Garcia graduated from the University of Oregon with degrees in environmental studies, Latin American studies, and nonprofit administration. As an undergraduate she participated in a study abroad program in Salvador, Brazil, doing field work with favela residents and community leaders. There she witnessed the impact of grassroots campaigns agitating for greater investment in marginalized communities and found role models in their women leaders.

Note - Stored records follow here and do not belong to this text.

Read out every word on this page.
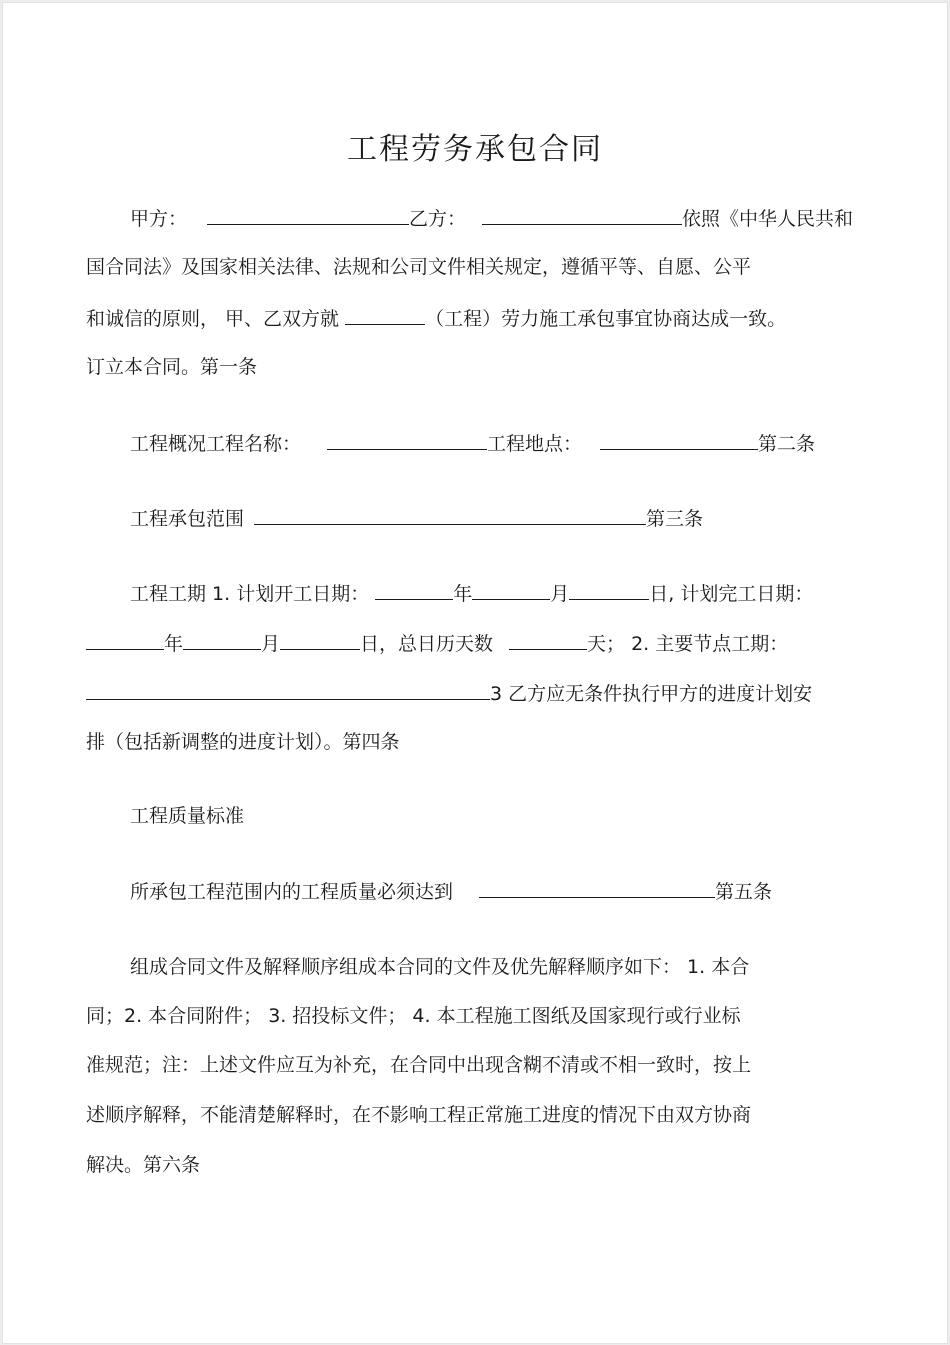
工程劳务承包合同
甲方：	乙方：	依照《中华人民共和
国合同法》及国家相关法律、法规和公司文件相关规定，遵循平等、自愿、公平
和诚信的原则， 甲、乙双方就	（工程）劳力施工承包事宜协商达成一致。
订立本合同。第一条
工程概况工程名称：	工程地点：	第二条
工程承包范围	第三条
工程工期 1. 计划开工日期：	年	月	日, 计划完工日期：
年	月	日，总日历天数	天； 2. 主要节点工期：
3 乙方应无条件执行甲方的进度计划安
排（包括新调整的进度计划）。第四条
工程质量标准
所承包工程范围内的工程质量必须达到	第五条
组成合同文件及解释顺序组成本合同的文件及优先解释顺序如下： 1. 本合
同；2. 本合同附件； 3. 招投标文件； 4. 本工程施工图纸及国家现行或行业标
准规范；注：上述文件应互为补充，在合同中出现含糊不清或不相一致时，按上
述顺序解释，不能清楚解释时，在不影响工程正常施工进度的情况下由双方协商
解决。第六条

This experience inspired her to pursue a career in human rights advocacy and social justice activism.

Garcia went on to study for a masters degree in human rights at Columbia University.

== Activism ==
Garcia was one of the organizers of the People's Climate Movement "Rise for Climate, Jobs, and Justice" demonstration at the 2018 Global Climate Action Summit in San Francisco. As part of that action, she and other climate activists interrupted Governor Jerry Brown as he came onstage to give a speech. They voiced demands for an end to new oil and gas drilling contracts in California, and asked Brown to account for the contradiction between his reputation as a political leader on climate issues and his continued support for fossil fuel projects. Garcia was removed from the hall by security, along with two other women.

Garcia has spoken publicly about the effects of climate change in her own life. During the disastrous 2020 fire season, she had to evacuate her home when it was threatened by the Almeda Fire in Oregon, and her father's home was destroyed. She was one of the organizers of a bilingual commemorative community event on the first anniversary of the fire, which displaced thousands of local residents.

In 2019 Garcia attended COP25 as the leader of a delegation of indigenous youth affiliated with the advocacy group SustainUS. Other social justice organizations with whom she has worked include Earthjustice, Our Children's Trust, Honor the Earth, Greenaction, Rustic Pathways, Women's Earth Alliance and No More Deaths.

=== Run4Salmon ===
Garcia is one of the lead organizers of Run4Salmon, a prayer journey led by the Winnemem Wintu Tribe and their Chief Caleen Sisk. Since 2016, Run4Salmon has sponsored a yearly journey along the migratory path of the Chinook salmon, from high-elevation spawning grounds in the freshwater McCloud River to the coastal waters of the Sacramento–San Joaquin River Delta. Participants travel the 300-mile-long route over the course of two weeks, raising awareness about the health of California's waterways biodiversity and the endangered status of the salmon, a keystone species. Along the way they host events that advocate for ecosystem restoration and celebrate indigenous lifeways.

Garcia began a virtual reality film project about these issues and the Run4Salmon journey in 2020 after receiving funding from the United Nations. The educational film aims to make the beauty and the fragility of the McCloud River ecosystem more accessible and immediate to those who can't experience it in person.

The Run4Salmon helps spread awareness about the Winnemem Wintu Tribe's project to reintroduce winter-run Chinook salmon to the McCloud River, using genetically descended stock that had been shipped to the Rakaia River in New Zealand in the 1940s. The winter-run Chinook is nearly extinct after being cut off from its upstream spawning grounds by the construction of the Shasta Dam. The effort is being undertaken in coordination with the Ngai Tahu Maori, the United States Bureau of Reclamation and the National Oceanic and Atmospheric Administration.

== Awards and honors ==
Garcia received the 2019 Emerging Leader award from environmental organization GreenLatinos. She was honored as one of the North American Association for Environmental Education's EE 30 Under 30. She was a member of the Women's Earth Alliance 2019 Grassroots Accelerator for Women Environmental Leaders.

The United Nations Environment Programme named Garcia one of its Young Champions of the Earth in 2020. As part of that award, she received $10,000 in funding for her work in indigenous-led conservation as well as access to specialized training.